Another benefit is that you typically spend less time thinking about the situation, she said. And when you do think about it, “it triggers less emotional pain for you. People often describe a feeling of being ‘lighter,’ ‘relief,’ ‘like a weight has been lifted.’”
With acceptance, your suffering dissipates, she said. The pain doesn’t disappear (though it might over time). But because you aren’t suffering, the pain becomes more bearable, she said.
Practicing radical acceptance can be accepting that it’s raining on the day you planned to visit the beach. And it can be accepting your partner for who they are right now. For instance, one of Van Dijk’s clients is working on accepting that she can’t rely on her husband. He was supposed to renew their mortgage. The day before the deadline he told her that he hadn’t done anything.
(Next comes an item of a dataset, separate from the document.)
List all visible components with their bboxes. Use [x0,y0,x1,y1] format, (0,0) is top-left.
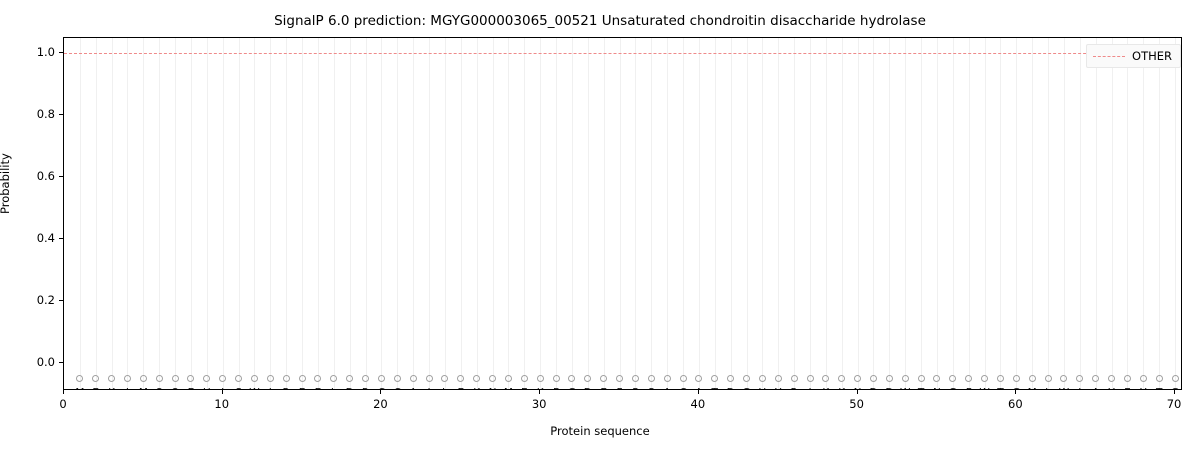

“He might not ever change, in which case she needs to decide if she’s willing to continue the relationship as he is. Or if she’s going to remain in the relationship, she needs to decide how much (if any) energy she’s going to put into asserting herself, versus just accepting it and not trying to change it.”
Van Dijk also presents radical acceptance as an alternative to forgiveness. Because, unlike forgiveness, radical acceptance has nothing to do with the other person. It’s completely about reducing your personal pain, she said. She’s helped clients with all kinds of experiences practice acceptance.
For instance, she worked with a client whose father sexually abused her as a child. The client’s family was pressuring her to forgive him. Van Dijk also worked with a woman whose psychiatrist told her that in order to move forward, she needed to forgive her husband for kissing another woman. Neither client was ready to forgive, so they worked on accepting what happened.
“This is often really helpful for people, recognizing that they can do something to move forward, and yet still hold the other person completely responsible for their behavior.”
Radical acceptance takes lots of practice. And understandably, it might feel strange and hard. But remember that radical acceptance is about acknowledging reality – not liking it or contesting it. Once you acknowledge what’s really happening, you can change it or start to heal. Radical acceptance has nothing to do with being passive or giving up. To the contrary, it’s about channeling your energy into moving on.